Bir kere Gazze halkı zaten yıllardır abluka altında bir esir hayatı yaşıyordu. Gazze bir esir kampı gibiydi. Etrafı hem karadan hem de denizden çevrilmiş, sürekli dürbünlerle ve dronlarla gözetleniyor ve bir şey yapmasına asla fırsat verilmiyordu. Bir gelir kaynakları, sanayisi, fabrikası vs yoktu ve yapmalarına da imkan verilmiyordu. Yurt dışına çıkmalarına bile izin verilmiyordu.

Ekip biçtikleri tarım arazisi ise kendilerine yetecek genişlikte değildi.  Vatanları olan Filistin’den onlara bırakılan sadece 10 km eninde 40 km boyunda Akdeniz kenarında şerit şeklinde uzanan dar bir yerdi. Bizim birçok köyümüzün arazisi bile bundan daha geniştir. 2,5 milyon insan bu dar şeritte yaşamaya mahkûm edilmişti. İnsani ihtiyaçları ise birleşmiş milletler ve çeşitli STK’lar tarafından kıt kanaat yani ölmeyecek kadar karşılanıyordu. Çünkü fazlasının Gazze’ye girişine izin verilmiyordu. İsrail’in sıkı kontrolü altındaydı. Yani Gazze halkı tam bir cendere içinde yaşıyordu.

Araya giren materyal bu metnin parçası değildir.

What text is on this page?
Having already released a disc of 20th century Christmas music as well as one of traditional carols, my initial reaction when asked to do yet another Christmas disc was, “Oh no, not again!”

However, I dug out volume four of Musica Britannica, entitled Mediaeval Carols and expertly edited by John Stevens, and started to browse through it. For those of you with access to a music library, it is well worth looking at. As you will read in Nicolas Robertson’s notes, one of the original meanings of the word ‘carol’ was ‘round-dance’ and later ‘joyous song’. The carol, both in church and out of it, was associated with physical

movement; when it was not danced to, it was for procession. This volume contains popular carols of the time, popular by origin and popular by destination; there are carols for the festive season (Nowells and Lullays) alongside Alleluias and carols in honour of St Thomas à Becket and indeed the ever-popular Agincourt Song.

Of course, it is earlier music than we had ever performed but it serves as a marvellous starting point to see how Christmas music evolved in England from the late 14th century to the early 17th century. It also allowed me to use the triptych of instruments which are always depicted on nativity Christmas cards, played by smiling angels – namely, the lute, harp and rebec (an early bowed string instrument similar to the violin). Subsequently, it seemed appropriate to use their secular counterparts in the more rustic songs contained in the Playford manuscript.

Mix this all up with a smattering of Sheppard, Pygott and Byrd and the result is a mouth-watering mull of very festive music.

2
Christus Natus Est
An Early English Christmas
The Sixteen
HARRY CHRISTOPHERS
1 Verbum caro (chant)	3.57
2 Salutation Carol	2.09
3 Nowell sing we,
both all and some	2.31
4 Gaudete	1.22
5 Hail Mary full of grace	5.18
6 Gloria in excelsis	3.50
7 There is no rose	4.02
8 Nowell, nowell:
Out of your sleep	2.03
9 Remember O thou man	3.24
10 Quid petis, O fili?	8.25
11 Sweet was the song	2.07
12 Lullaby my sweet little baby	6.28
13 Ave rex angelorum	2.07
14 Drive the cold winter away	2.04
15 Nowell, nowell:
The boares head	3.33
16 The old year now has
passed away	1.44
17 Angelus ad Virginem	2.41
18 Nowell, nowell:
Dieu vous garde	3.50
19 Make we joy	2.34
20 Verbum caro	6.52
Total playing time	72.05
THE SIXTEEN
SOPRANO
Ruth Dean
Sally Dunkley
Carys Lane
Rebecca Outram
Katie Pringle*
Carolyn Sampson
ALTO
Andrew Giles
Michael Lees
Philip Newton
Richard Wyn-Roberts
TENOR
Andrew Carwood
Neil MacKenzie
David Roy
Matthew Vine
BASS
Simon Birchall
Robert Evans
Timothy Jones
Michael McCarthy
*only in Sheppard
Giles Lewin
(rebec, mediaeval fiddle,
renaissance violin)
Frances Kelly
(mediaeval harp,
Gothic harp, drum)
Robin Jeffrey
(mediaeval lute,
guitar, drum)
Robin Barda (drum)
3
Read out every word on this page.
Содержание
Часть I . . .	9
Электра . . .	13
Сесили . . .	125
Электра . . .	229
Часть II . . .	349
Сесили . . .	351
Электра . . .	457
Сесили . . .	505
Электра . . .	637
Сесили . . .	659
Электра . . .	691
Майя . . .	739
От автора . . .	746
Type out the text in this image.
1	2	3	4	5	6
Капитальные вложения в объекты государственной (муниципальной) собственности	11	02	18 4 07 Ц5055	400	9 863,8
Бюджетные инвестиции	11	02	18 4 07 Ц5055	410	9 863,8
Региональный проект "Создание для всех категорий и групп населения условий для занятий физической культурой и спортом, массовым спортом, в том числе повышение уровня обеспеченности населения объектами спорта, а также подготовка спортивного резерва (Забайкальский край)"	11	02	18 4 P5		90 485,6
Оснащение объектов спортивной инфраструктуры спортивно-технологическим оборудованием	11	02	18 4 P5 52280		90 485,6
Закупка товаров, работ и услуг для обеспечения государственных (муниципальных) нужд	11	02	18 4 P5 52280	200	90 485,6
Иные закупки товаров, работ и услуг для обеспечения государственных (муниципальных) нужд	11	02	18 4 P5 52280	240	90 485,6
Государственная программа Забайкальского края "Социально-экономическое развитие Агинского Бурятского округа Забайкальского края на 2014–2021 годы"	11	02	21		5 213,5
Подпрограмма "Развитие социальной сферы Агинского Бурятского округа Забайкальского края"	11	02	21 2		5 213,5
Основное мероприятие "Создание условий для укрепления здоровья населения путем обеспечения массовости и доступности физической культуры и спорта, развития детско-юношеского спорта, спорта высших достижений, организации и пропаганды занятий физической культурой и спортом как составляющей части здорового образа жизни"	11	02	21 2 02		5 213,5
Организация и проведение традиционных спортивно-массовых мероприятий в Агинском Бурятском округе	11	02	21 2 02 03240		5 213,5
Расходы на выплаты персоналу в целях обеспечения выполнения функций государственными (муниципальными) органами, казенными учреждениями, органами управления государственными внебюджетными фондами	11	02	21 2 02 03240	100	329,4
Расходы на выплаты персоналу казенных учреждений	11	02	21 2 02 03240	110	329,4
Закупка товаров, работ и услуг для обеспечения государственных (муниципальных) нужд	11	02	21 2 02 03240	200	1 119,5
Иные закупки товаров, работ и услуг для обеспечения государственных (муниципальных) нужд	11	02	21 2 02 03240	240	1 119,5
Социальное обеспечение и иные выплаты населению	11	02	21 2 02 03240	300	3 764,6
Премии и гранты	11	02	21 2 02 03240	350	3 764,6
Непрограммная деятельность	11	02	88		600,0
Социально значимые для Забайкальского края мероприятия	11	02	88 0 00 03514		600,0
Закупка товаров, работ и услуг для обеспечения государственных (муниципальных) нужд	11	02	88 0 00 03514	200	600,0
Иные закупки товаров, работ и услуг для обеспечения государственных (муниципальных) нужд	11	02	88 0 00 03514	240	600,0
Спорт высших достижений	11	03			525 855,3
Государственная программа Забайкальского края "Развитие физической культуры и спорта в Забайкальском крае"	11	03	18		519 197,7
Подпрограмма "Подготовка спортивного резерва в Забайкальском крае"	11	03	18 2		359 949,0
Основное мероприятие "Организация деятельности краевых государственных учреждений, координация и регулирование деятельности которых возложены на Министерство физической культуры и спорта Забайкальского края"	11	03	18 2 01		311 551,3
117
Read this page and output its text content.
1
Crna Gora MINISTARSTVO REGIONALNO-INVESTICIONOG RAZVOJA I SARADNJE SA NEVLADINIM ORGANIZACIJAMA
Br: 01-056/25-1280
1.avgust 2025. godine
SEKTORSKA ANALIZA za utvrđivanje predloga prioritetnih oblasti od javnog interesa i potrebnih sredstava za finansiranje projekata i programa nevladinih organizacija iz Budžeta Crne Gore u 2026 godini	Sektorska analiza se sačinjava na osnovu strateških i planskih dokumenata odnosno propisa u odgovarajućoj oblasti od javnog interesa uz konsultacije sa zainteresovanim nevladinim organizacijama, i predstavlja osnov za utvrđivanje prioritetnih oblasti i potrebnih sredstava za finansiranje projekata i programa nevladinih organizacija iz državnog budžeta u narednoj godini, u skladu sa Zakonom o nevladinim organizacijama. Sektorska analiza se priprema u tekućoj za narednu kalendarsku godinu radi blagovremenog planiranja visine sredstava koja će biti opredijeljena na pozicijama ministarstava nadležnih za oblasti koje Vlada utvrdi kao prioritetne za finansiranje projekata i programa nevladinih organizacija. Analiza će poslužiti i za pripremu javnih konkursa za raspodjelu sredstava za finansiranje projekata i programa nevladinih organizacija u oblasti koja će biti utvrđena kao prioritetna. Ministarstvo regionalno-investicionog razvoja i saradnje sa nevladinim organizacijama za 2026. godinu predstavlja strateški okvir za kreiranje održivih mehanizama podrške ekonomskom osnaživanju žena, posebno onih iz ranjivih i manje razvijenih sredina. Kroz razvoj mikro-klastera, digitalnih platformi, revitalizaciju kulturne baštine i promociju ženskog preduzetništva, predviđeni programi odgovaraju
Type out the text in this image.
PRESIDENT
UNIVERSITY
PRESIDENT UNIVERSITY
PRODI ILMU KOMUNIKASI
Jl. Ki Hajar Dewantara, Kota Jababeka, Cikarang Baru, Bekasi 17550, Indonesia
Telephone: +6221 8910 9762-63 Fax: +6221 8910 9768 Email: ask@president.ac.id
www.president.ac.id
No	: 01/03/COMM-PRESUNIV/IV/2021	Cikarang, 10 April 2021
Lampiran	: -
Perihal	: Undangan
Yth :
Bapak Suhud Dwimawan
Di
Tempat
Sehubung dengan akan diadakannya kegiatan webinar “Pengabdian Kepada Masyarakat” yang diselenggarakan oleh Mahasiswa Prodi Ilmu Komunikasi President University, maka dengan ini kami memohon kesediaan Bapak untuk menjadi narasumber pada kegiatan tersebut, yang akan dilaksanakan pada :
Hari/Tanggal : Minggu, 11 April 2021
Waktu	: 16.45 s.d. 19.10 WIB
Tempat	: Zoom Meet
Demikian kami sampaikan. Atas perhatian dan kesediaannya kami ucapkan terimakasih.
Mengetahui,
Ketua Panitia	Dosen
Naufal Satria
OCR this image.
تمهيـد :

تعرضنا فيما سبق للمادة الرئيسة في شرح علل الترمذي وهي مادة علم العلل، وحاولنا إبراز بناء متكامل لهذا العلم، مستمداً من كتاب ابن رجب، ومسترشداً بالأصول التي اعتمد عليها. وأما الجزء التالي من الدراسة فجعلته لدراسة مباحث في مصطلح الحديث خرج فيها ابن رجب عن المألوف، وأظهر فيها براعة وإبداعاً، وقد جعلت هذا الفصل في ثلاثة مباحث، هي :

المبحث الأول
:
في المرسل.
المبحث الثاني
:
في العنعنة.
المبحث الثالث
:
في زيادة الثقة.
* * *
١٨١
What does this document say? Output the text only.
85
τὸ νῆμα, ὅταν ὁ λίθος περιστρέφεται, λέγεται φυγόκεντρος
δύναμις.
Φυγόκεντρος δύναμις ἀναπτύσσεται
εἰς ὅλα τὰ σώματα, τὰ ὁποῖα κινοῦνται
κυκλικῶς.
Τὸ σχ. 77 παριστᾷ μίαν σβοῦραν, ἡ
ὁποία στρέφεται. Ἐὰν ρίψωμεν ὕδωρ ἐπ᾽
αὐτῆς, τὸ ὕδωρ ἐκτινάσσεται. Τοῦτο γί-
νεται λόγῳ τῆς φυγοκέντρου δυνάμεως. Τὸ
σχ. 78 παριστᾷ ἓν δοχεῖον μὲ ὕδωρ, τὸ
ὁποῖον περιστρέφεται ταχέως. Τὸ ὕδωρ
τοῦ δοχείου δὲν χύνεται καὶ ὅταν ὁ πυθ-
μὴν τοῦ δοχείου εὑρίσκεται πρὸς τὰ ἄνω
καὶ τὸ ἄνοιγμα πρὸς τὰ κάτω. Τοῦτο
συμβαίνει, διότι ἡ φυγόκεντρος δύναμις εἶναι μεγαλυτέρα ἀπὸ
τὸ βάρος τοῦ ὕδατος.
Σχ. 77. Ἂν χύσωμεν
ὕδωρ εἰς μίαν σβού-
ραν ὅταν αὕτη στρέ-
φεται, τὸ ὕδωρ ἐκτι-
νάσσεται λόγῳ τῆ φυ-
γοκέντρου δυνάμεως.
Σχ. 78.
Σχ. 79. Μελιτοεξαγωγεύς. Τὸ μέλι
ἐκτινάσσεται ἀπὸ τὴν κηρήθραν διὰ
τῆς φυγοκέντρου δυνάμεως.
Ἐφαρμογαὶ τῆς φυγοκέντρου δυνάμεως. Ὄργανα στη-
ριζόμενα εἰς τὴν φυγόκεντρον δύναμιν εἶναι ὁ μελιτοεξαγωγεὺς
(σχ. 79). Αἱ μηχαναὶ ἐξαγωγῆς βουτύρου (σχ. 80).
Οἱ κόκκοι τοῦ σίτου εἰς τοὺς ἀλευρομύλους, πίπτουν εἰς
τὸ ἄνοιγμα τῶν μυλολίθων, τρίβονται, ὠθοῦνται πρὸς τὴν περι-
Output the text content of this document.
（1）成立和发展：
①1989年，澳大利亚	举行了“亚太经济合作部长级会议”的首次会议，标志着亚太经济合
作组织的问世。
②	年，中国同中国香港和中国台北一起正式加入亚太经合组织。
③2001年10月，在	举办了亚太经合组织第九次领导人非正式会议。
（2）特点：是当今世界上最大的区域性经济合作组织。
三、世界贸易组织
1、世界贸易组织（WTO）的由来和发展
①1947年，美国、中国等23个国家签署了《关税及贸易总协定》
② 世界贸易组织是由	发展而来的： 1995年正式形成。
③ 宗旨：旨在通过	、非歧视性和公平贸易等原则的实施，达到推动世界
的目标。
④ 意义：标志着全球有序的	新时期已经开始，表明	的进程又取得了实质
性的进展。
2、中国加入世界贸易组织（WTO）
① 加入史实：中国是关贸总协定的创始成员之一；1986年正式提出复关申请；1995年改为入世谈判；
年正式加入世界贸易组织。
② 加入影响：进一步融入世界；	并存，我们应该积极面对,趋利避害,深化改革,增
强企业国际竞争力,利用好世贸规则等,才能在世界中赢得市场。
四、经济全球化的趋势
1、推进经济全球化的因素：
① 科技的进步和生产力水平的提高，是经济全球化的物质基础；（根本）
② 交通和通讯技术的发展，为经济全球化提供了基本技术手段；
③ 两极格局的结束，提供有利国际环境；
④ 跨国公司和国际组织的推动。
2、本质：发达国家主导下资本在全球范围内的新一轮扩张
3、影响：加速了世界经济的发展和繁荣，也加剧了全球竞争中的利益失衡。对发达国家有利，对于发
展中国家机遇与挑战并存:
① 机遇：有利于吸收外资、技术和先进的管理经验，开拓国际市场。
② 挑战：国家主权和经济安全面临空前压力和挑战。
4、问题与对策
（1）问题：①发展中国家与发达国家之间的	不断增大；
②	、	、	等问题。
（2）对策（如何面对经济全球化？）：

Buna karşı ne yapsınlar! Filistin’in meşru ve son seçimleri kazanmış bir partisi olan Hamas’ın desteğiyle Gazzeli gençlerden oluşan ve Kassam Tugayları adı verilen bir grup genç yer üstünde bir şey yapmaya fırsat verilmeyince onlar da yer altına inerek tüneller kazmışlar ve burada basit malzemelerden basit silahlar üretmişler.

7 Ekimde Hamas’ın yaptığı huruç hareketi köşeye sıkıştırılmış bir kedinin kendini müdafaa hareketiydi aslında. Bir kediyi zorla bir köşeye sıkıştırmışsanız o da pençesiyle yüzünüze bir çizik atmışsa bu kedinin meşru müdafaa hakkıdır. Bir esir kampında esirlerden bir kısmı örgütlenip kendilerine esir hayatı yaşatan düşmana karşı bir saldırı yapmışsa bu bir müdafaa değil midir?

Maalesef güçlü devletler menfaatleri uğruna bir bahane üretip zayıfları eziyorlar. Yakın geçmişte zamanımızın süper gücü, “Saddam kitle imha silahı üretiyor” bahanesiyle Irak’a girip milyonlarca Müslüman’ı haksız yere katledip oraya yerleşmedi mi? Sonra da “özür dileriz Irakta kitle imha silahı yokmuş” demedi mi? Şimdi ise Hamasın bu meşru müdafaasını bahane edip Gazze’deki masumlara saldırıyorlar. Ama inanıyoruz ki; her şeyin bir bedeli muhakkak vardır. İlahi adalet bir gün mutlaka tecelli edecektir.

Kurt kuzuyu yiyeceği zaman suyun başına gidip suyu bulandırır ve suyun az aşağısında su kenarında otlayan kuzuya bağırarak “suyu niçin bulandırdın seni yiyeceğim”dermiş. Bu iş buna benziyor. Ama bir gün bir avcı da o kurdu vurur ve ilahi adalet tecelli eder inşallah.